Orwell was, however, as coruscating about those British journalists who accepted Moscow’s interpretation of events as he was about those who supported Franco. But despite some saintly qualities—Christian virtues stripped of their piety, to paraphrase Christopher Hitchens—Orwell’s behavior is not above question. Was he right to urge the Republicans to continue fighting and dying when there was no chance of success? Was he right to do so when it was plain that they would not get the classless society for which they fought, even if they won? Nor did Orwell reflect on the strategic implications for Western Europe and for the survival of representative government if the outcome was Communist government in Madrid with close links to fraternal parties in Moscow and Central Europe.

He had gone to Spain to fight for socialism and democracy. But he had fairly quickly concluded that dictatorship, of one sort or another, was inevitable. While for a few days in Barcelona in the spring of 1936 he breathed the intoxicating air of equality, he soon realized this was a state of affairs that could not last, and that in any event, he had been deceived by appearances. Why, then, did he determine that it was a fight worth fighting? Bravely, and at some cost to his health, he fought an unwinnable war for a unrealizable cause. But he still believed it was right to have fought and to have gone on encouraging others to continue doing so. Despite the mountains of evidence to the contrary, the issue, in his view, was simple: “Shall the common man be pushed back into the mud, or shall he not?”

This explanation, entirely bereft of historical and cultural context, is bound to strike anyone half familiar with the history of the conflict as simplistic in the extreme, even simple-minded.
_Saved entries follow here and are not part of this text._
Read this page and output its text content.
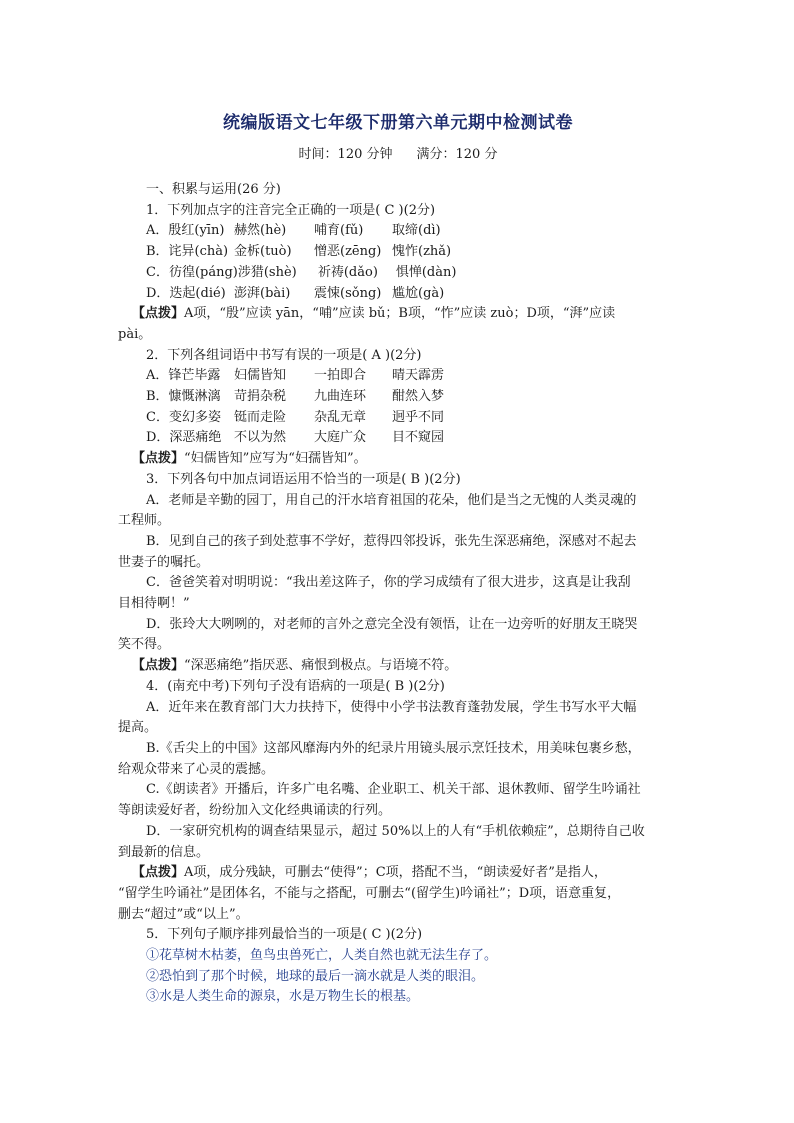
统编版语文七年级下册第六单元期中检测试卷
时间：120 分钟 满分：120 分
一、积累与运用(26 分)
1．下列加点字的注音完全正确的一项是( C )(2分)
A．殷红(yīn) 赫然(hè) 哺育(fǔ) 取缔(dì)
B．诧异(chà) 金柝(tuò) 憎恶(zēng) 愧怍(zhǎ)
C．彷徨(páng)涉猎(shè) 祈祷(dǎo) 惧惮(dàn)
D．迭起(dié) 澎湃(bài) 震悚(sǒng) 尴尬(gà)
【点拨】A项，“殷”应读 yān，“哺”应读 bǔ；B项，“怍”应读 zuò；D项，“湃”应读
pài。
2．下列各组词语中书写有误的一项是( A )(2分)
A．锋芒毕露 妇儒皆知 一拍即合 晴天霹雳
B．慷慨淋漓 苛捐杂税 九曲连环 酣然入梦
C．变幻多姿 铤而走险 杂乱无章 迥乎不同
D．深恶痛绝 不以为然 大庭广众 目不窥园
【点拨】“妇儒皆知”应写为“妇孺皆知”。
3．下列各句中加点词语运用不恰当的一项是( B )(2分)
A．老师是辛勤的园丁，用自己的汗水培育祖国的花朵，他们是当之无愧的人类灵魂的
工程师。
B．见到自己的孩子到处惹事不学好，惹得四邻投诉，张先生深恶痛绝，深感对不起去
世妻子的嘱托。
C．爸爸笑着对明明说：“我出差这阵子，你的学习成绩有了很大进步，这真是让我刮
目相待啊！”
D．张玲大大咧咧的，对老师的言外之意完全没有领悟，让在一边旁听的好朋友王晓哭
笑不得。
【点拨】“深恶痛绝”指厌恶、痛恨到极点。与语境不符。
4．(南充中考)下列句子没有语病的一项是( B )(2分)
A．近年来在教育部门大力扶持下，使得中小学书法教育蓬勃发展，学生书写水平大幅
提高。
B.《舌尖上的中国》这部风靡海内外的纪录片用镜头展示烹饪技术，用美味包裹乡愁，
给观众带来了心灵的震撼。
C.《朗读者》开播后，许多广电名嘴、企业职工、机关干部、退休教师、留学生吟诵社
等朗读爱好者，纷纷加入文化经典诵读的行列。
D．一家研究机构的调查结果显示，超过 50%以上的人有“手机依赖症”，总期待自己收
到最新的信息。
【点拨】A项，成分残缺，可删去“使得”；C项，搭配不当，“朗读爱好者”是指人，
“留学生吟诵社”是团体名，不能与之搭配，可删去“(留学生)吟诵社”；D项，语意重复，
删去“超过”或“以上”。
5．下列句子顺序排列最恰当的一项是( C )(2分)
①花草树木枯萎，鱼鸟虫兽死亡，人类自然也就无法生存了。
②恐怕到了那个时候，地球的最后一滴水就是人类的眼泪。
③水是人类生命的源泉，水是万物生长的根基。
Orwell wrote: “I myself believe, perhaps on insufficient grounds, that the common man will win his fight sooner or later . . . . That was the real issue of the Spanish war . . . and perhaps of other wars to come.”

He took for granted that the outcome would be some kind of socialism. Seven years later, in a review of Friedrich Hayek’s Road to Serfdom in The Observer, which is curiously not mentioned in most of the Orwell biographies, he conceded that the negative part of Hayek’s thesis was correct: “It cannot be said too often—at any rate it is not being said nearly often enough—that collectivism is not inherently democratic, but, on the contrary, gives to a tyrannical minority such powers as the Spanish Inquisitors never dreamed of. ” For good measure, he added: “Collectivism leads to concentration camps, leader worship, and war.” Well, that would seem to as unambiguous as you could wish for.

But Orwell’s review also dealt with a book by the Soviet sympathizer and left-wing Labour MP Konni Zilliacus, who blamed imperialism and capitalism for the two world wars and much else. Orwell had no difficulty in agreeing with Zilliacus that capitalism led to the creation of monopolies (Orwell did not seem to mind state monopolies), to food lines, and to war. It was a depressing thing: both writers were probably right. Then, equally typically: “There is no way out of this unless a planned economy can be combined with the freedom of the intellect, which can only happen if the concept of right and wrong is restored to politics.” Yet only a sentence earlier he had endorsed Hayek’s denunciation of central economic planning, which allowed no such possibility. When it came to recognizing unpalatable truths, it seems that Orwell had as much difficulty as the next man.

Such unresolved contradictions permeate Orwell’s thought and writing: they explain why he retains admirers on different sides of the political spectrum. We go on reading about him in the hope that these can somehow be resolved in a way that would finally put him irrevocably on our side; the fact that this can never be achieved only increases our desire for more. Orwell’s reputation as a moral giant survives, but the interest in him would surely not have survived if his courage in grappling with the moral and political complexities of his age had not been combined with a capacity to grasp the wrong end of the stick and hang on with great tenacity.

Gerald Frost is a London-based author and journalist.